Uma pessoa sabe que está morta quando
não consegue mais escutar a voz dos animais, dos espíritos, das
árvores, dos rios. Cada ente tem sua palavra, sua entonação
própria e vocabulário. A paca fala de uma maneira, o tabaco fala de
outra. A anta tem um acento, o jacaretinga tem outro. Tem palavras
que só as onças usam e que não é dado a nenhum outro animal
dizê-las. Do mesmo modo toda a diversidade de reinos dos bichos e
das plantas.
Tururu etê turuliu caa nañaña u eê
sapi, gritam os macacos quando entram em guerra.
A voz do peixe, em geral, é em
torvelinho; mas a fala da inaai é tal qual a fala de gente, mas com
um acento muito mais estrídulo. A voz da árvore tem semelhança com
a voz da nuvem, e a voz da pedra é em igual tom ao da voz dos
espíritos, uma fala muito clara e cortante. Só quem está vivo
consegue escutar a voz do mundo, entender sua linguagem, seu rumor,
os ermos e luminescências de suas palavras, e por estar vivo é que
consegue responder.
Antes de ser vendida e levada embora,
Iñe-e deslizava pelas águas dos rios como quem vive. Não pensamos
na respiração quando estamos vivos, não nos ocupamos em entender
os movimentos de encher os pulmões de ar ou de esvaziá-los; não
lembramos de sentir o calor do sopro passando pelas narinas,
mornamente, nem de sentir seu torpor quando está frio, muito frio.

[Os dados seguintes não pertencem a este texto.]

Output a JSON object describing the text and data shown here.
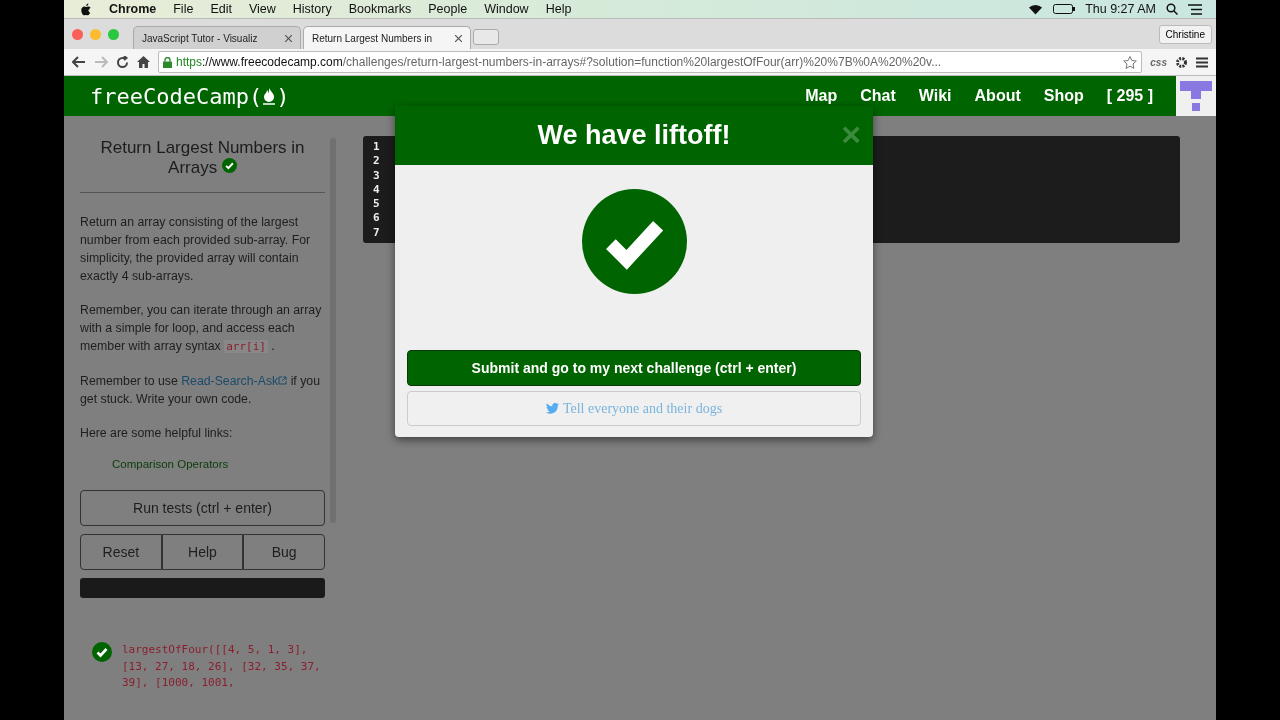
{
  "menubar": {
    "app": "Chrome",
    "menus": [
      "File",
      "Edit",
      "View",
      "History",
      "Bookmarks",
      "People",
      "Window",
      "Help"
    ],
    "clock": "Thu 9:27 AM"
  },
  "browser": {
    "tabs": [
      {
        "title": "JavaScript Tutor - Visualiz",
        "selected": false
      },
      {
        "title": "Return Largest Numbers in",
        "selected": true
      }
    ],
    "profile": "Christine",
    "url": {
      "scheme": "https",
      "host": "://www.freecodecamp.com",
      "path": "/challenges/return-largest-numbers-in-arrays#?solution=function%20largestOfFour(arr)%20%7B%0A%20%20v..."
    },
    "extensions": [
      {
        "kind": "text",
        "label": "css"
      }
    ]
  },
  "site": {
    "logo_start": "freeCodeCamp(",
    "logo_end": ")",
    "nav": [
      "Map",
      "Chat",
      "Wiki",
      "About",
      "Shop"
    ],
    "points": "[ 295 ]"
  },
  "challenge": {
    "title": "Return Largest Numbers in Arrays",
    "completed": true,
    "paragraphs": [
      [
        {
          "kind": "text",
          "text": "Return an array consisting of the largest number from each provided sub-array. For simplicity, the provided array will contain exactly 4 sub-arrays."
        }
      ],
      [
        {
          "kind": "text",
          "text": "Remember, you can iterate through an array with a simple for loop, and access each member with array syntax "
        },
        {
          "kind": "code",
          "text": "arr[i]"
        },
        {
          "kind": "text",
          "text": " ."
        }
      ],
      [
        {
          "kind": "text",
          "text": "Remember to use "
        },
        {
          "kind": "link",
          "text": "Read-Search-Ask"
        },
        {
          "kind": "text",
          "text": " if you get stuck. Write your own code."
        }
      ],
      [
        {
          "kind": "text",
          "text": "Here are some helpful links:"
        }
      ]
    ],
    "links": [
      "Comparison Operators"
    ],
    "run_button": "Run tests (ctrl + enter)",
    "buttons": [
      "Reset",
      "Help",
      "Bug"
    ],
    "tests": [
      {
        "passed": true,
        "code": "largestOfFour([[4, 5, 1, 3], [13, 27, 18, 26], [32, 35, 37, 39], [1000, 1001,"
      }
    ]
  },
  "editor": {
    "line_numbers": [
      "1",
      "2",
      "3",
      "4",
      "5",
      "6",
      "7"
    ]
  },
  "modal": {
    "title": "We have liftoff!",
    "close": "×",
    "submit": "Submit and go to my next challenge (ctrl + enter)",
    "share": "Tell everyone and their dogs"
  }
}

Mas Iñe-e descia aquelas águas em uma igara, que escorregava como a
palma de uma mão deflui sobre o verde de uma folha muito lisa, e ela
não se dava conta, porque era o seu natural, mas aquilo era a beleza
de estar viva. E Iñe-e escutava.
No dia em que Iñe-e deixou a vida que
conhecia para trás, ela ouviu a voz do rio, contínua e tornada
escura pela fricção com as pedras, com as raízes e com a pele
corrediça dos peixes. Pôde sentir sua teimosia e agastamento, e
perceber as tentativas de impedir a sua partida. Assim, o rio jogou
barrancos de areia no caminho, enviou troncos para atingir as canoas,
assoprou nuvens de insetos. E esbravejava Vamos impedir nossas águas
revoltosas vão impedir os troncos de madeira rolando pelas águas
vão impedir os piuns já se ajuntam vão impedir nossa gente não
sabe chorar trovejar da minha língua vamos impedir toda a arte de
vocês é criação da morte vamos impedir [nós] a exibirmos nossa
plumagem e nossa tristeza nossas cores e nossa selvageria sabemos
lutar cuidado! as zarabatanas de água também mordem vamos impedir.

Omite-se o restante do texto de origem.